ALBAWABA — China's factory activity expanded in January for the first time in four months, the National Bureau of Statistics reported on Tuesday.
The economy rebounded sharply since the nation recovered quickly from a surge in Covid infections, leaving the official manufacturing purchasing managers' index this month to rise to 50.1 on a 100-point scale on which numbers above 50 show activity growing, from 47.0 in December, according to data from the National Bureau of Statistics.
The non-manufacturing PMI, which includes the services and construction sector, stood at 54.4 in January, up from 41.6 in December.
The subindex measuring factory production increased to 49.8 from 44.6 in December, while total new orders rose to 50.9 from December’s 43.9. The subindex of new export orders rose to 46.1 in January from 44.2 in December.
The subindex measuring services activity jumped to 54.0 in January from December’s 39.4, while the subindex measuring construction rose to 56.4 from 54.4 in December.
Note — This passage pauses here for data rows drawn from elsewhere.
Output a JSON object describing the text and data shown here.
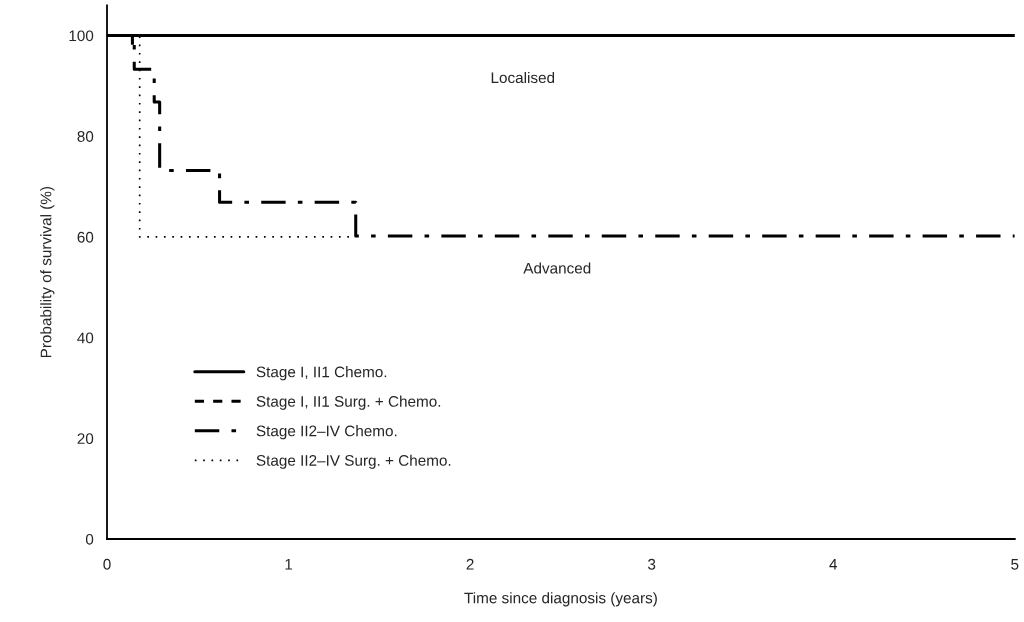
{
  "chart_data": {
    "type": "step",
    "xlabel": "Time since diagnosis (years)",
    "ylabel": "Probability of survival (%)",
    "xlim": [
      0,
      5
    ],
    "xticks": [
      0,
      1,
      2,
      3,
      4,
      5
    ],
    "ylim": [
      0,
      106
    ],
    "yticks": [
      0,
      20,
      40,
      60,
      80,
      100
    ],
    "grid": false,
    "legend": "bottom left",
    "series": [
      {
        "name": "Stage I, II1 Chemo.",
        "color": "#000000",
        "line_style": "solid",
        "x": [
          0,
          5
        ],
        "values": [
          100,
          100
        ]
      },
      {
        "name": "Stage I, II1 Surg. + Chemo.",
        "color": "#000000",
        "line_style": "dashed",
        "type": "line",
        "x": [
          0.14,
          0.14
        ],
        "values": [
          100,
          97
        ]
      },
      {
        "name": "Stage II2–IV Chemo.",
        "color": "#000000",
        "line_style": "dashdot",
        "x": [
          0,
          0.15,
          0.26,
          0.29,
          0.62,
          1.37,
          5
        ],
        "values": [
          100,
          93.3,
          86.8,
          73.2,
          66.9,
          60.2,
          60.2
        ]
      },
      {
        "name": "Stage II2–IV Surg. + Chemo.",
        "color": "#000000",
        "line_style": "dotted",
        "x": [
          0,
          0.18,
          1.37
        ],
        "values": [
          100,
          60,
          60
        ]
      }
    ],
    "annotations": [
      "Localised",
      "Advanced"
    ]
  }
}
China ending its three-year-long zero-Covid policy in early December, catching the public off guard which lead to a rapid spread of infections that were squashed quickly.
Weakened Chinese consumer demand in part due to COVID-19 outbreaks and a downturn in the real estate industry, coupled with tepid demand from the United States and the Eurozone member states after their central banks raised interest rates to fight inflation deflated manufacturing output.
New orders, new export orders, factory activity and employment improved in January, the NBS and the China Federation of Logistics and Purchasing reported.
“The official PMIs add to evidence of a rapid rebound in economic activity this month as disruption from the reopening wave faded,” Sheana Yue, China economist at Capital Economics, told Bloomberg.
“With zero-Covid in the rear-view mirror, the recovery should remain robust in the near-term,” Yue added.
Last year the economy grew a mere 3 three percent, its slowest pace in four decades excluding pandemic-hit 2020, as Covid restrictions and a crisis in the property market hampered growth.
Analysts from Nomura, a Japanese financial holding company, in a research report, predict that both the manufacturing and non-manufacturing PMIs will rise further in February, saying that manufacturing activity will see a further boost following the Lunar New Year holiday, as more people adapt to living with Covid.